George Garvin Brown was born in Munfordville, Kentucky in the year 1846. His father was John Thompson Street Brown and George’s mother was Mary Garvin Brown, J.T.S. Brown’s second wife. George had seven older brothers and sisters. When the American Civil War came to Munfordville, George was sent to live and be educated in Louisville. He stayed with relatives and went to Male High School. For reasons unknown today, he never finished his education and went home to Munfordville briefly before returning to Louisville seeking work.

Brown found work as a pharmaceutical salesman for Henry Chambers and Co. He sold barrels of whiskey to drugstores and doctors in Louisville. George soon found many doctors were complaining about the quality of the whiskey. It was good when they purchased it, however, the quality declined as they used it.
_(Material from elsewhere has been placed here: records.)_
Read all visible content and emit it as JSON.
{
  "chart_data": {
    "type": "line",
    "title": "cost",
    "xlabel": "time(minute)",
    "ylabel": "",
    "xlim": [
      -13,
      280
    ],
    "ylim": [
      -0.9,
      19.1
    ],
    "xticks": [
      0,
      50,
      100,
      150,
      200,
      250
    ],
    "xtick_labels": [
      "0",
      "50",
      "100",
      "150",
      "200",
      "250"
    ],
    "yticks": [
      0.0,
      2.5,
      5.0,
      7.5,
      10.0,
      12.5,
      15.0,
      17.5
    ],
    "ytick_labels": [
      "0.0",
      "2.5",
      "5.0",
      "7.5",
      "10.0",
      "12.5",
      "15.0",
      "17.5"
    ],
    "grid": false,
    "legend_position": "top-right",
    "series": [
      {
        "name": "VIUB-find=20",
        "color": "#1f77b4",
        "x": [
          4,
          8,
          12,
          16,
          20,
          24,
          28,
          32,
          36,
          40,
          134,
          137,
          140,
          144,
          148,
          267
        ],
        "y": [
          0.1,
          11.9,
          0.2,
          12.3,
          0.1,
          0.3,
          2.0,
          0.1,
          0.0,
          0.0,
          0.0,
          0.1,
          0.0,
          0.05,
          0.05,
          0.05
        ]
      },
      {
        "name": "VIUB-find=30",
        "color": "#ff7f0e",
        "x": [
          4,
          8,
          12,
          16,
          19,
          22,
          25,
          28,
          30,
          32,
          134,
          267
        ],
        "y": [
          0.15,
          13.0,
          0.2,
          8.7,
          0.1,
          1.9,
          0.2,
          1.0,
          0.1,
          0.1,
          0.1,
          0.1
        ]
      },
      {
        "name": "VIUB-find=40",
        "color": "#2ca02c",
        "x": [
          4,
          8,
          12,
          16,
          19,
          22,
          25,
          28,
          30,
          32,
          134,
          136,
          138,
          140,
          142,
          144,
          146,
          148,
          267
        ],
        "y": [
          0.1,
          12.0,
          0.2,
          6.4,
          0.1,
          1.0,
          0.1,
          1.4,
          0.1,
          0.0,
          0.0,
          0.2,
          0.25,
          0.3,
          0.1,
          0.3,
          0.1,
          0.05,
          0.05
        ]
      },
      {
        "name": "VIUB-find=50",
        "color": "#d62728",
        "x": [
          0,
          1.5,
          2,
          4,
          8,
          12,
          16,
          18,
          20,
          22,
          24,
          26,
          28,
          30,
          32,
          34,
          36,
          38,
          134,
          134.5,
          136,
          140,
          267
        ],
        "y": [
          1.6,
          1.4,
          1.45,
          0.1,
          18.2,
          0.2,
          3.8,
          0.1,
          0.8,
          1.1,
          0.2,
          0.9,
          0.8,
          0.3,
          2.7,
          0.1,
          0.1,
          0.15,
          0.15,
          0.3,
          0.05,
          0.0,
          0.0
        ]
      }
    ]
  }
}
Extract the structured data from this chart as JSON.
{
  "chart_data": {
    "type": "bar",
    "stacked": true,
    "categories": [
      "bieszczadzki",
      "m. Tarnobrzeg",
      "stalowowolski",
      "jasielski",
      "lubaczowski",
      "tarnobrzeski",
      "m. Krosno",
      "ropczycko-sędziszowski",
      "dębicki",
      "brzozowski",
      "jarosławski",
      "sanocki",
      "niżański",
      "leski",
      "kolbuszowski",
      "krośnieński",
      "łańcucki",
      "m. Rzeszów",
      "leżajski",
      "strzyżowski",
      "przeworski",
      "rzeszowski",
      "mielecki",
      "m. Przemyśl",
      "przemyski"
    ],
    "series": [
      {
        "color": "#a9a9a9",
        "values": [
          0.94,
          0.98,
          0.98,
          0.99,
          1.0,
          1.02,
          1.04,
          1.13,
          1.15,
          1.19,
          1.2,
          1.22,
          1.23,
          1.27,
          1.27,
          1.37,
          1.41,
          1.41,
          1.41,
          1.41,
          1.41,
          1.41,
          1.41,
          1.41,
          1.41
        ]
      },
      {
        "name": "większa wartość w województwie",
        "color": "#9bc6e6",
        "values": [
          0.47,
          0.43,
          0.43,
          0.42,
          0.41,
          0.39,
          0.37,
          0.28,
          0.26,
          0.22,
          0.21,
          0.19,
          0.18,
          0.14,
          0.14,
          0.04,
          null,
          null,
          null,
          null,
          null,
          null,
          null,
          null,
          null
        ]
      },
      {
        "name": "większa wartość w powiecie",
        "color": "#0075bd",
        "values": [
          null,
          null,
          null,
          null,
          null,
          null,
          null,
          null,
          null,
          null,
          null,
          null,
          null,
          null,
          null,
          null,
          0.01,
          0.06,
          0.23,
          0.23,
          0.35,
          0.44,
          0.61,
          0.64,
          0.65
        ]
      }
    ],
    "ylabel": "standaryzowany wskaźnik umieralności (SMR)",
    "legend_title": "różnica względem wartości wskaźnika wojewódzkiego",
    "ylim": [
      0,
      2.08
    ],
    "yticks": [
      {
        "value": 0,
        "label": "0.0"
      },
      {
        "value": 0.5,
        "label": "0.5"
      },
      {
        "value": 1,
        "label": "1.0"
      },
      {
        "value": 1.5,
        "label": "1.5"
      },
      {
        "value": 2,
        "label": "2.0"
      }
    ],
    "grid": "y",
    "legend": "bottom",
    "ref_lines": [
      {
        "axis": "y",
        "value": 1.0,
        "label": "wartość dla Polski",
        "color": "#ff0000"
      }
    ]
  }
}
Brown decided that the answer was to sell the whiskey by the bottle as he knew it would not continue to age or change in flavor in the bottle. If he could purchase barrels of whiskey and marry them together and adjust the proof to what was the preferred proof for medicine, and then bottle it, the quality would remain the same. Chambers agreed that this was a good idea and offered to help Brown go into business selling bottled whiskey to the market. He offered to raise $500 if Brown would do the same. That would start the business.

Brown partnered with his oldest brother, J.T.S. Brown, Jr., and raised the $500. Chambers talked to many of the physicians that were his customers and they agreed that this was a good idea and together they raised $5,000 to help George go into business. George purchased barrels and started bottling Old Forrester, named for a local physician. The business was a success, however, within three years, J.T.S. decided to leave the company to found his own liquor company with his sons. George partnered first with Henry Chambers and then his cousin James Thompson, who had just come to America from Ireland. When Thompson left the company in 1890 to start his own liquor company, James Thompson & Bro. (later renamed Glenmore), Brown brought in with George Forman and the company becomes Brown-Forman

Brown was a well-respected businessman and a community leader. He was active in his church and had a reputation for honesty and integrity. According to the book Nothing Better in the Market, when he found himself in financial difficulty around the turn of the century and filed for bankruptcy to relieve himself from his debts, he was very proud of the fact that he eventually paid every one of the debts back, even though he was not legally obligated to do so. It should be noted that the debt came from another business Brown had invested in, Giant Tobacco Company, not Brown-Forman.

Brown was a founding member in one of the organizations that would eventually become the Kentucky Distillers Association. He was opposed to Prohibition and wrote the book The Holy Bible Repudiates “Prohibition” which quoted Bible verses that supported the use of alcohol to argue against Prohibition. In 1902 Brown-Forman acquired the J.G. Mattingly Distillery in St. Mary’s, Kentucky. He had purchased barrels from that distillery for many years so it was only natural to acquire the distillery. He continued to purchase barrels and have his bottling done for Brown-Forman at the Mellwood Distillery in Louisville. Mattingly did not have enough warehouse space and no bottling line, so it was necessary to continue his business with Mellwood Distillery.

Brown was a generous person who donated money to many causes. He donated money when the G.A.R. held their encampment in Louisville in 1895. That was just one of the many public events to which he donated his money. George also supported the local culture, donating to museums and the arts. He set a standard of giving that has been carried on by his family for over 100 years. Brown-Forman donates large amounts of money to the arts to this day.

George Garvin Brown died in 1917. His son Owsley Brown took over the company. Brown-Forman of today is a publicly-traded stock, but the family still possesses controlling interest. George’s legacy lives on in the company and Old Forester is still their flagship brand. He was truly a Bourbon Baron.